Das eine schließt das andere nicht aus: Denn nur dann, wenn dieses Gewaltmonopol sich in der Position der Ohnmacht darstellt, für die Deutschland Politikerinnen und die Umdefinition der Agrar- in Verbraucherschutzpolitik aufbietet, nur dann wird ihm geglaubt. Vom Krisen- und Transformationsmodell der "Pest" ist innerhalb dieses klassisch-konventionellen Szenarios jedoch nichts übrig geblieben, das im Augenblick dazu übergeht, auch das Impfen als Eskalation der Seuche hochzuspielen, wobei die Antibiotika-Resistenz der Tiere unerwähnt bleibt. Und doch steht eine epochale Krise an. Und doch ist eine globale Transformation im Gang. Aber das Modell der "Pest", das im Zentrum der Quarantäne die Selbstunterwerfung und -bekämpfung mittels Disziplinierung und Prävention initiierte, indem es die jeweils neueste Entseuchung der Körper durchsetzte: dieses Modell ist nicht mehr gefragt.
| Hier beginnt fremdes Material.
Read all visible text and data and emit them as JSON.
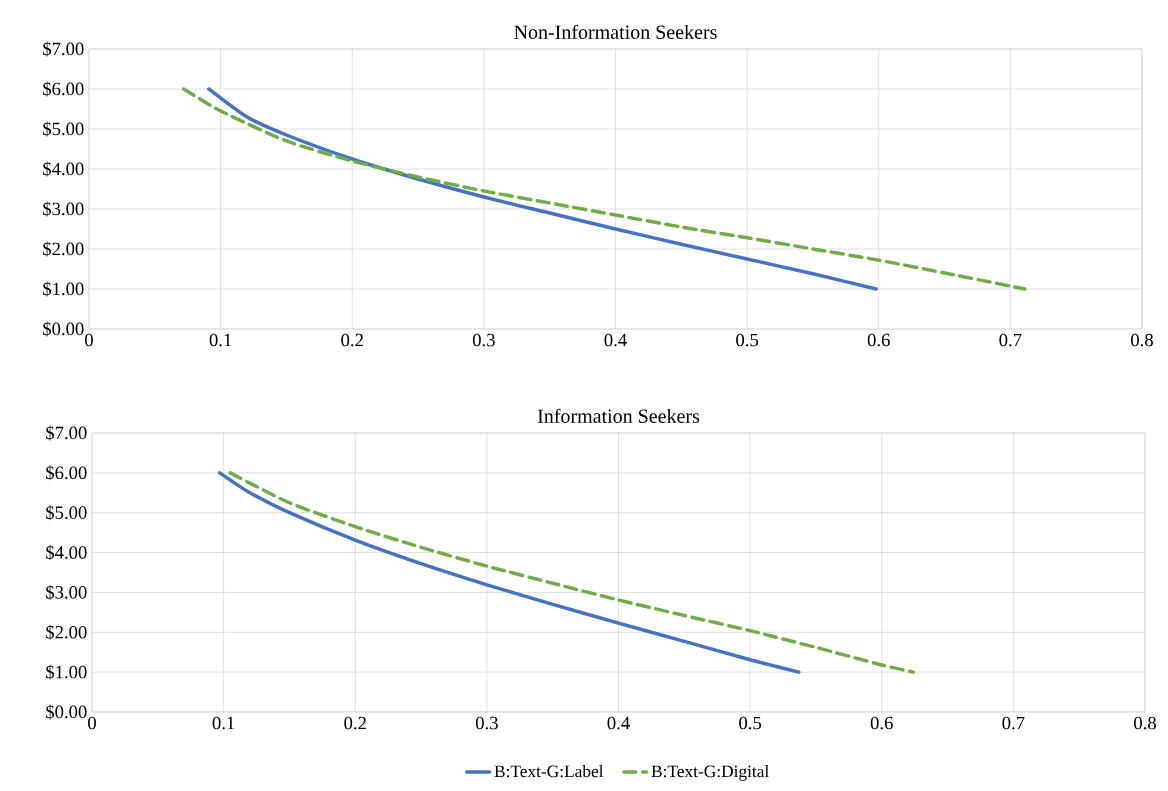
{
  "chart_data": [
    {
      "type": "line",
      "title": "Non-Information Seekers",
      "xlim": [
        0,
        0.8
      ],
      "xticks": [
        0,
        0.1,
        0.2,
        0.3,
        0.4,
        0.5,
        0.6,
        0.7,
        0.8
      ],
      "ylim": [
        0,
        7
      ],
      "yticks": [
        {
          "value": 0,
          "label": "$0.00"
        },
        {
          "value": 1,
          "label": "$1.00"
        },
        {
          "value": 2,
          "label": "$2.00"
        },
        {
          "value": 3,
          "label": "$3.00"
        },
        {
          "value": 4,
          "label": "$4.00"
        },
        {
          "value": 5,
          "label": "$5.00"
        },
        {
          "value": 6,
          "label": "$6.00"
        },
        {
          "value": 7,
          "label": "$7.00"
        }
      ],
      "grid": true,
      "marker": "none",
      "series": [
        {
          "color": "#4472c4",
          "line_style": "solid",
          "x": [
            0.091,
            0.12,
            0.15,
            0.2,
            0.25,
            0.3,
            0.35,
            0.4,
            0.45,
            0.5,
            0.55,
            0.598
          ],
          "values": [
            6,
            5.3,
            4.85,
            4.25,
            3.75,
            3.3,
            2.9,
            2.5,
            2.12,
            1.75,
            1.38,
            1
          ]
        },
        {
          "color": "#70ad47",
          "line_style": "dashed",
          "x": [
            0.072,
            0.1,
            0.15,
            0.2,
            0.25,
            0.3,
            0.35,
            0.4,
            0.45,
            0.5,
            0.55,
            0.6,
            0.65,
            0.711
          ],
          "values": [
            6,
            5.45,
            4.7,
            4.2,
            3.8,
            3.45,
            3.15,
            2.85,
            2.55,
            2.28,
            2,
            1.72,
            1.4,
            1
          ]
        }
      ]
    },
    {
      "type": "line",
      "title": "Information Seekers",
      "xlim": [
        0,
        0.8
      ],
      "xticks": [
        0,
        0.1,
        0.2,
        0.3,
        0.4,
        0.5,
        0.6,
        0.7,
        0.8
      ],
      "ylim": [
        0,
        7
      ],
      "yticks": [
        {
          "value": 0,
          "label": "$0.00"
        },
        {
          "value": 1,
          "label": "$1.00"
        },
        {
          "value": 2,
          "label": "$2.00"
        },
        {
          "value": 3,
          "label": "$3.00"
        },
        {
          "value": 4,
          "label": "$4.00"
        },
        {
          "value": 5,
          "label": "$5.00"
        },
        {
          "value": 6,
          "label": "$6.00"
        },
        {
          "value": 7,
          "label": "$7.00"
        }
      ],
      "grid": true,
      "marker": "none",
      "legend": "bottom",
      "series": [
        {
          "name": "B:Text-G:Label",
          "color": "#4472c4",
          "line_style": "solid",
          "x": [
            0.097,
            0.12,
            0.15,
            0.2,
            0.25,
            0.3,
            0.35,
            0.4,
            0.45,
            0.5,
            0.537
          ],
          "values": [
            6,
            5.5,
            5.0,
            4.31,
            3.72,
            3.19,
            2.7,
            2.23,
            1.77,
            1.31,
            1
          ]
        },
        {
          "name": "B:Text-G:Digital",
          "color": "#70ad47",
          "line_style": "dashed",
          "x": [
            0.105,
            0.15,
            0.2,
            0.25,
            0.3,
            0.35,
            0.4,
            0.45,
            0.5,
            0.55,
            0.6,
            0.624
          ],
          "values": [
            6,
            5.25,
            4.65,
            4.13,
            3.66,
            3.23,
            2.81,
            2.42,
            2.04,
            1.62,
            1.18,
            1
          ]
        }
      ]
    }
  ]
}
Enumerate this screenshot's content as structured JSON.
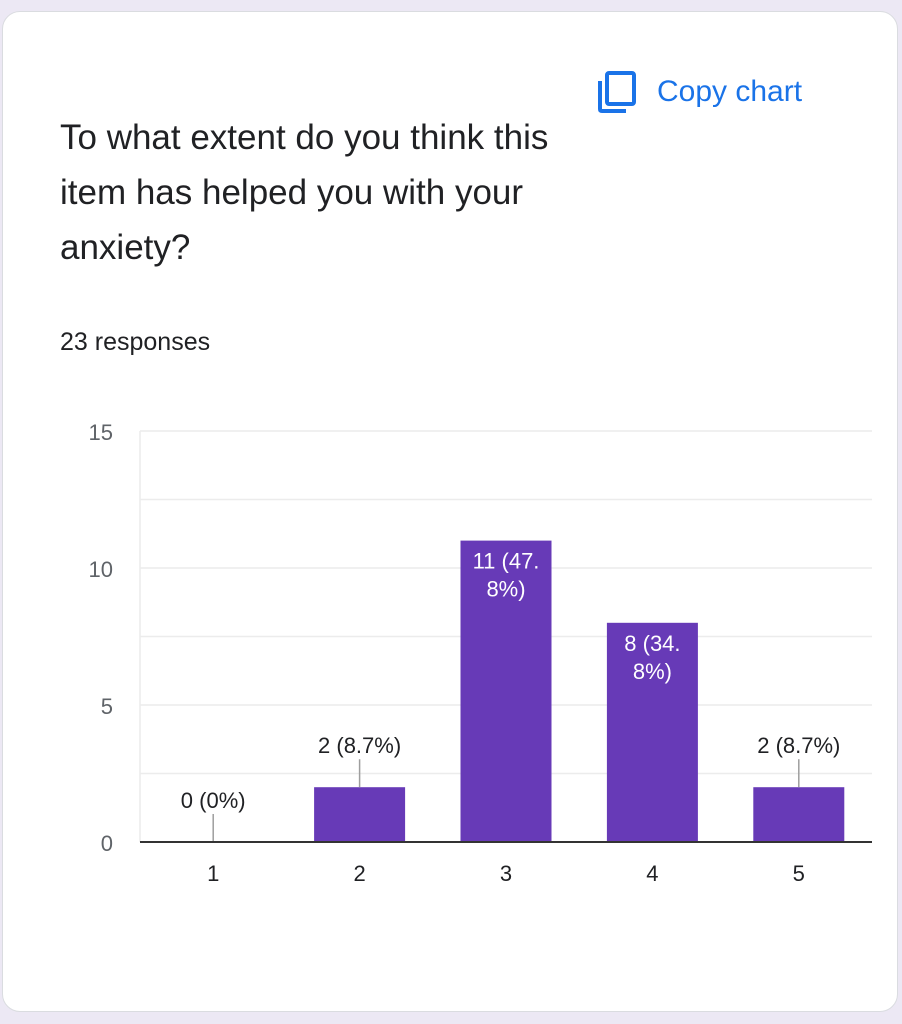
{
  "card": {
    "question": "To what extent do you think this item has helped you with your anxiety?",
    "copy_label": "Copy chart",
    "copy_icon": "copy-icon",
    "responses": "23 responses"
  },
  "colors": {
    "bar": "#673ab7",
    "accent": "#1a73e8"
  },
  "chart_data": {
    "type": "bar",
    "categories": [
      "1",
      "2",
      "3",
      "4",
      "5"
    ],
    "values": [
      0,
      2,
      11,
      8,
      2
    ],
    "labels": [
      "0 (0%)",
      "2 (8.7%)",
      "11 (47.8%)",
      "8 (34.8%)",
      "2 (8.7%)"
    ],
    "label_lines": [
      [
        "0 (0%)"
      ],
      [
        "2 (8.7%)"
      ],
      [
        "11 (47.",
        "8%)"
      ],
      [
        "8 (34.",
        "8%)"
      ],
      [
        "2 (8.7%)"
      ]
    ],
    "yticks": [
      "0",
      "5",
      "10",
      "15"
    ],
    "ylim": [
      0,
      15
    ],
    "grid": true,
    "title": "",
    "xlabel": "",
    "ylabel": ""
  }
}
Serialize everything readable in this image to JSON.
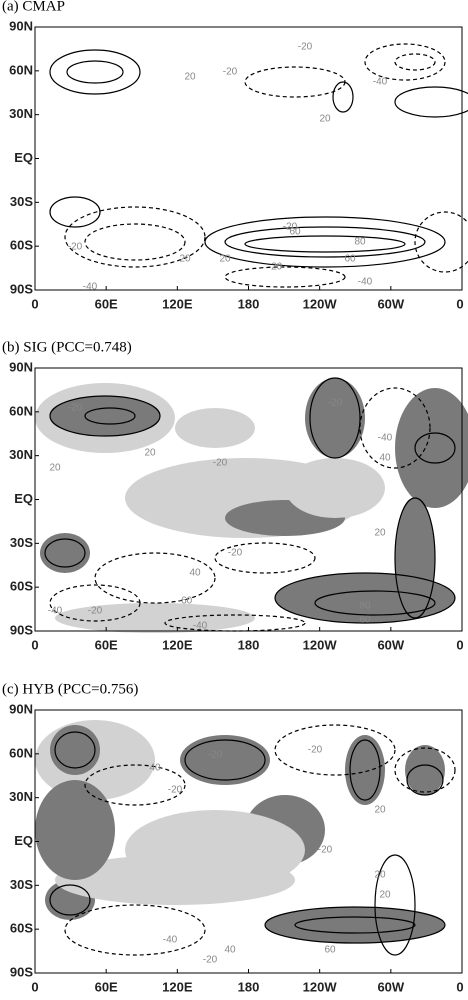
{
  "panels": [
    {
      "title": "(a) CMAP",
      "yticks": [
        "90N",
        "60N",
        "30N",
        "EQ",
        "30S",
        "60S",
        "90S"
      ],
      "xticks": [
        "0",
        "60E",
        "120E",
        "180",
        "120W",
        "60W",
        "0"
      ],
      "contour_labels": [
        "-20",
        "20",
        "-20",
        "-40",
        "20",
        "20",
        "-20",
        "-20",
        "60",
        "80",
        "60",
        "-20",
        "20",
        "-40",
        "-40"
      ]
    },
    {
      "title": "(b) SIG (PCC=0.748)",
      "yticks": [
        "90N",
        "60N",
        "30N",
        "EQ",
        "30S",
        "60S",
        "90S"
      ],
      "xticks": [
        "0",
        "60E",
        "120E",
        "180",
        "120W",
        "60W",
        "0"
      ],
      "contour_labels": [
        "-20",
        "20",
        "20",
        "-20",
        "-20",
        "40",
        "-40",
        "20",
        "-20",
        "40",
        "-60",
        "-20",
        "-40",
        "-40",
        "80",
        "60"
      ]
    },
    {
      "title": "(c) HYB (PCC=0.756)",
      "yticks": [
        "90N",
        "60N",
        "30N",
        "EQ",
        "30S",
        "60S",
        "90S"
      ],
      "xticks": [
        "0",
        "60E",
        "120E",
        "180",
        "120W",
        "60W",
        "0"
      ],
      "contour_labels": [
        "40",
        "-20",
        "-20",
        "-20",
        "20",
        "-20",
        "20",
        "40",
        "60",
        "-40",
        "-20",
        "20"
      ]
    }
  ]
}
In dem Maß aber, wie die Dynamik von Krise und Transformation in diesem Modell nicht abgerufen wird, in dem Maß bricht aus ihm der "Aussatz" aufs Neue hervor, auf dem es basiert. Der "Aussatz" aber kennt nur verfemte Opfer, an deren Todesurteil nicht zu rütteln ist: Es wird vollzogen. Von hier aus ist heute ein Großreinemachen angesagt, ein Frühjahrsputz. Das "Sterbenlassen" von Tieren steht dem "Lebenmachen" von Embryonen wie Schmutz und Sauberkeit gegenüber. Meldungen zum "vorsorglichen Töten" oder "Entlastungsschlachten" bei MKS koinzidieren mit denen, die auf ein "schnellstmögliches, reproduktives Klonen" von Menschen drängen, denn "wenn wir´s nicht tun, tun`s andere". Tempo beim Frühjahrsputz, der nicht nur mit einer Unsumme Menschenfleisch in der Gestalt von Tierkörpern aufräumt, sondern mit einer ganzen, seit biblischen Zeiten währenden Epoche der Seuchenbekämpfung und -prävention, die sich in der Moderne mittels des Modells der "Pest" effektivierte, das heute zu keiner Transformation der Krise mehr imstande ist.

Gleichzeitig formiert sich inmitten dieser Krise die Werte-, Währungs- und Wirtschaftsunion der EU als Schlachtunion im globalen und epochalen Maßstab. Reinheit und Sicherheit auf der Basis von "Klasse statt Masse" garantierend, haut sie in die organische Masse des Tier- als Menschenfleischs zwecks Durchsetzung seiner genetischen Klasse, da nichts anderes, als dieses Tier- als Menschenfleisch, die auf dem Vormarsch sich befindende Seuche ist. Den in seine Nachhut verwiesenen und im Wahnsinn torkelnden Rindern lahmen inzwischen fiebrig delirierende Schweine und Schafe, an Maul und Klauen entzündet, voran. Aber die EU ist gerüstet. Was nicht erstochen, gekeult oder erschossen in die ihm gegrabenen Gruben fällt, das verschmaucht auf nassen Scheiterhaufen, oder es wird in Tierkörperbeseitigungsanlagen, deren Verbrennungskapazität einzig in Deutschland europaweit ausreichend ist, zu dem zermahlen, wovon nicht mehr die Rede ist: Es wird zu Tiermehl, zu Staub, der vom Staube gekommen ist. Ist aber der Tod des Tiers das Werden des menschlichen Bewusstseins, dann wird dieser verseuchte Staub auferstehen. Frohe Ostern!